In view of the timing of the sculptor shortage and the hiring of Rolando Santana, it is reasonable to suppose that the addition (or more likely restoration) of the gryphons was made possible by his addition to the WED staff.  But is there any evidence that Rolando was the actual sculptor responsible for producing these pieces?  There is, although the evidence is indirect.  In the Disney News photo of Rolando, he is shown working on one of the two chairs at the ends of the table in the ballroom, the chairs occupied by the Birthday Girl and Great Caesar's Ghost:

Those are certainly gryphon-like creatures.  If we examine some of the other carving on the chairs, we find more gryphon-like creatures:

It's a pity that these attractive details are impossible for the ordinary rider to see, but I guess that's why we need geeky blogs, eh?  Anyway, to judge by those chairs, Rolando certainly seemed to have a way with carving gryphons. He may also be responsible for still another set of ballroom gryphons: the wooden corbels that decorate the capitals of the two poles which anchor the wrought iron railing up on the doombuggy balcony—one at each end of the balcony. They've been right there in front of your nose all this time, and I'll bet you've never noticed them.
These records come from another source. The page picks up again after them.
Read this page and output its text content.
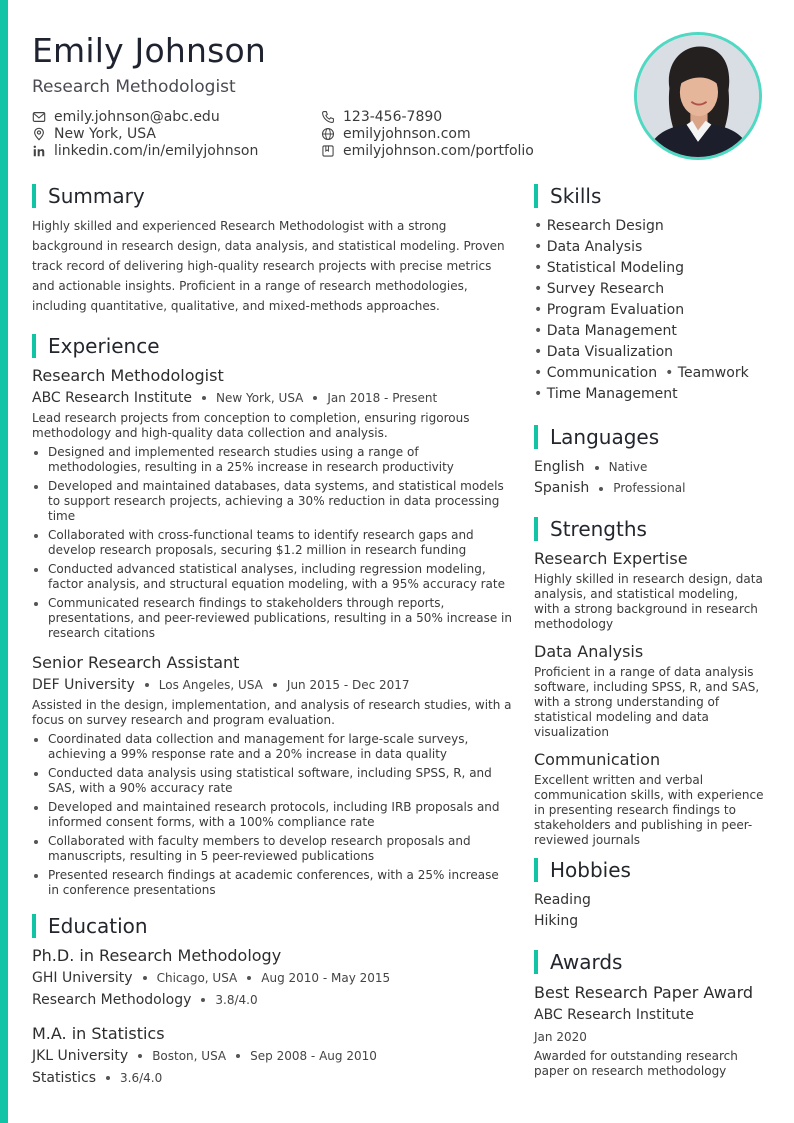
Emily Johnson
Research Methodologist
emily.johnson@abc.edu
New York, USA
linkedin.com/in/emilyjohnson
123-456-7890
emilyjohnson.com
emilyjohnson.com/portfolio
Summary

Highly skilled and experienced Research Methodologist with a strong background in research design, data analysis, and statistical modeling. Proven track record of delivering high-quality research projects with precise metrics and actionable insights. Proficient in a range of research methodologies, including quantitative, qualitative, and mixed-methods approaches.

Experience
Research Methodologist
ABC Research Institute New York, USA Jan 2018 - Present
Lead research projects from conception to completion, ensuring rigorous methodology and high-quality data collection and analysis.
Designed and implemented research studies using a range of methodologies, resulting in a 25% increase in research productivity
Developed and maintained databases, data systems, and statistical models to support research projects, achieving a 30% reduction in data processing time
Collaborated with cross-functional teams to identify research gaps and develop research proposals, securing $1.2 million in research funding
Conducted advanced statistical analyses, including regression modeling, factor analysis, and structural equation modeling, with a 95% accuracy rate
Communicated research findings to stakeholders through reports, presentations, and peer-reviewed publications, resulting in a 50% increase in research citations
Senior Research Assistant
DEF University Los Angeles, USA Jun 2015 - Dec 2017
Assisted in the design, implementation, and analysis of research studies, with a focus on survey research and program evaluation.
Coordinated data collection and management for large-scale surveys, achieving a 99% response rate and a 20% increase in data quality
Conducted data analysis using statistical software, including SPSS, R, and SAS, with a 90% accuracy rate
Developed and maintained research protocols, including IRB proposals and informed consent forms, with a 100% compliance rate
Collaborated with faculty members to develop research proposals and manuscripts, resulting in 5 peer-reviewed publications
Presented research findings at academic conferences, with a 25% increase in conference presentations
Education
Ph.D. in Research Methodology
GHI University Chicago, USA Aug 2010 - May 2015
Research Methodology 3.8/4.0
M.A. in Statistics
JKL University Boston, USA Sep 2008 - Aug 2010
Statistics 3.6/4.0
Skills
• Research Design
• Data Analysis
• Statistical Modeling
• Survey Research
• Program Evaluation
• Data Management
• Data Visualization
• Communication• Teamwork
• Time Management
Languages
English Native
Spanish Professional
Strengths
Research Expertise
Highly skilled in research design, data analysis, and statistical modeling, with a strong background in research methodology
Data Analysis
Proficient in a range of data analysis software, including SPSS, R, and SAS, with a strong understanding of statistical modeling and data visualization
Communication
Excellent written and verbal communication skills, with experience in presenting research findings to stakeholders and publishing in peer-reviewed journals
Hobbies
Reading
Hiking
Awards
Best Research Paper Award
ABC Research Institute
Jan 2020
Awarded for outstanding research paper on research methodology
pic by ww12345.  That's the hall tree at the end of the balcony just as you turn to go into the attic. The drawing is based on a blueprint.

For some people, Rolando's greatest Mansion masterpiece is not the gryphons but the beloved bat stantion. Here is the actual wooden archetype he carved and that was used to create the mold for the brass fixtures. It was sold at auction several years ago.

Getting back to the Disney News article, whoever wrote it evidently knew that Rolando had some sort of direct connection with the stairway gryphons.  It is not explicitly stated, but it is certainly implied that the "sneak preview" pics feature his handiwork.  Two of the four mini-pics feature one of the gryphons and one of the newel posts they lean against, while a full-size sketch of a gryphon adorns the wall behind him.

The article was written in the Summer of 1969, mere months after Santana had come on board.  Put it all together and it seems very likely that our stairway sentinels were done by Ciro Rolando Santana y Arrite.  It's not just that he did them rather than someone else, it's that they probably would not have been done at all without him.  If you are among their admirers, the next time you pass between them, a mental hat-tip or a murmured thank you might not be out of place.



  1. HAHA. Well I can tell you for certain that the WDW gryphon is not fiberglass. It's wooden, as I almost learned the hard way. Long story short: the gryphon may very well have become an amputee that day if someone upstairs wasn't looking out for me

  2. The imagineers great attention to tiny details is what makes their work amazing. Whether it's a tiny detail, like the reflection in an eye in a animation, or the small gryphons on the ballroom chairs, it all adds up to a great experience whether you 'consciously' see the details or not.

  3. Did he also carve the Corridor of Doors doors, wainscoting, and sculpt the door handles?